EKF Localization when robot is in parallel with a landmark.

Question

I'm facing a real weird problem with EKF Localization. The filer gives me wrong error every time the robot is in parallel with a landmark. I've debugged the code many times but failed to solve the problem however I found out where is exactly the problem occurs. The following picture shows the scenario. The robot moves in a circular motion. There are four landmarks. I have indicted in the picture where the filer gives me wrong angle for the estimated state. As you see, when the robot is in parallel with all landmarks, I got a wrong angle for the estimated robot's pose.

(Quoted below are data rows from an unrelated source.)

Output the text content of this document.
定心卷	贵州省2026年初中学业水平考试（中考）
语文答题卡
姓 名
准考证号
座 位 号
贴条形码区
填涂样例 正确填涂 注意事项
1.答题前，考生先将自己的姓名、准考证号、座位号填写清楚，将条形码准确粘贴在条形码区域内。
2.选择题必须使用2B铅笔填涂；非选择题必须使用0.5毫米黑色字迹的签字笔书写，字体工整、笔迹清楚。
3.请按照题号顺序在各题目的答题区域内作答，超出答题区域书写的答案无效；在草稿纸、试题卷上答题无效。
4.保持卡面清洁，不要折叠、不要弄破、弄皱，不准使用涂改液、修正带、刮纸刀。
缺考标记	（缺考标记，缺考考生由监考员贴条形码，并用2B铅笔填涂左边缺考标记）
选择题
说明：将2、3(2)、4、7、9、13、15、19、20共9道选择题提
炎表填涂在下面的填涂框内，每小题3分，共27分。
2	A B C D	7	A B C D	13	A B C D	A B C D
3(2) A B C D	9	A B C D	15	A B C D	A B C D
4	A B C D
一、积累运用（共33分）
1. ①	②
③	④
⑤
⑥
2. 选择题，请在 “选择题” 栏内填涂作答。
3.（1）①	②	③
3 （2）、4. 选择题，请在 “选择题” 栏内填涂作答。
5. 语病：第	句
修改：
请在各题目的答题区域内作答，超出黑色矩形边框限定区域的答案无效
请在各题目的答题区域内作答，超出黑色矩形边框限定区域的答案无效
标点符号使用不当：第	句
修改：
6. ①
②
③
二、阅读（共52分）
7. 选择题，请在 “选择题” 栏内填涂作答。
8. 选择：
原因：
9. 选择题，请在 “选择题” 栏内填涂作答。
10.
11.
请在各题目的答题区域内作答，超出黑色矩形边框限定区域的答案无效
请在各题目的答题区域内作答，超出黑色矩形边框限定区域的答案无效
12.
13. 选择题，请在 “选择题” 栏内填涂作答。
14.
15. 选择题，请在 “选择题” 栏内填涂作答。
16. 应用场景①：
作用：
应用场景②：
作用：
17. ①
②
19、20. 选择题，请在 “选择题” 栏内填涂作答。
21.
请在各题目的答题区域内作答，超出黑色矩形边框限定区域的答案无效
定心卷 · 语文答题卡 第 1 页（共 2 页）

This is another picture shows how the estimated angle is wrong where the red circle is the estimated robot's pose and the blue one is the actual robot's pose.

I did also track the problem numerically. What I found out is that the estimated measurement of landmark # 4 is in the opposite direction of the actual measurement of landmark # 4.

i = 1 <---- landmark 1 <200,0>

est_robot =
    6.4545
   21.1119
    0.1246

Zobs =
  194.9271
   -0.2208
    1.0000

Zpre =
  194.6936
   -0.2333
    1.0000

real_robot =
    6.2069
   20.9946
    0.1188

Mubar =
    6.2844
   21.7029
    0.1201

i = 2 <---- landmark 2 <200,200>

est_robot =
    6.2844
   21.7029
    0.1201

Zobs =
  263.8102
    0.5982
    2.0000

Zpre =
  263.2785
    0.6239
    2.0000

real_robot =
    6.2069
   20.9946
    0.1188

est_robot =
    6.2901
   21.0100
    0.0155

i = 3 <---- landmark 3 <-200,200>
est_robot =
    6.2901
   21.0100
    0.0155

Zobs =
  273.0734
    2.2991
    3.0000

Zpre =
  273.1173
    2.4114
    3.0000

real_robot =
    6.2069
   20.9946
    0.1188

est_robot =
    6.2840
   21.0462
    0.0259

i = 4 <---- landmark 4 <-200,0>

est_robot =
    6.2840
   21.0462
    0.0259

Zobs =
  207.2696
    3.1272 <--- the actual measurement of landmark 4
    4.0000

Zpre =
  207.3548
   -3.0658  <--- this is the problem. (it should be 3.0658)
    4.0000

real_robot =
    6.2069
   20.9946
    0.1188

est_robot =
    6.0210
   20.8238
   -0.5621

and this is how I computed the angles.

For the actual measurements,

Zobs = [          sqrt((map(i,1) - real_robot(1))^2 + (map(i,2) - real_robot(2))^2)        ;
            atan2(map(i,2) - real_robot(2), map(i,1) - real_robot(1)) - real_robot(3);
                                                                     i];


     % add Gaussian noise 
     Zobs(1) = Zobs(1) + sigma_r*randn();
     Zobs(2) = Zobs(2) + sigma_phi*randn();
     Zobs(3) = i;
 Zobs(2) = mod(Zobs(2), 2*pi);

 if (Zobs(2) > pi) % was positive
    Zobs(2) = Zobs(2) - 2*pi;
 elseif (Zobs(2) <= -pi) % was negative
    Zobs(2) = Zobs(2) + 2*pi;
 end

For the predicted measurements

q    = (map(i,1) - est_robot(1))^2 + (map(i, 2) - est_robot(2))^2;
    Zpre = [                                                             sqrt(q);
            atan2(map(i,2) - est_robot(2), map(i,1) - est_robot(1)) - est_robot(3);
                                                                              i];

     if (Zpre(2) > pi) % was positive
        Zpre(2) = Zpre(2) - 2*pi;
     elseif (Zpre(2) <= -pi) % was negative
        Zpre(2) = Zpre(2) + 2*pi;
     end 

Answer 1

It seems to me that you did not consider the fact that angles are not just real numbers but cyclic ($+ \pi = - \pi$).

What I found out is that the estimated measurement of landmark # 4 is in the opposite direction of the actual measurement of landmark # 4.

No. The two angles $3.1272$ and $-3.0658$ are rather close and thus these numbers look perfectly fine. The angle difference is $0.09 \equiv 5.17^{\circ}$.

When computing the difference between two angles, you need to make sure the results lie in $[-\pi, +\pi]$ (e.g. as described here).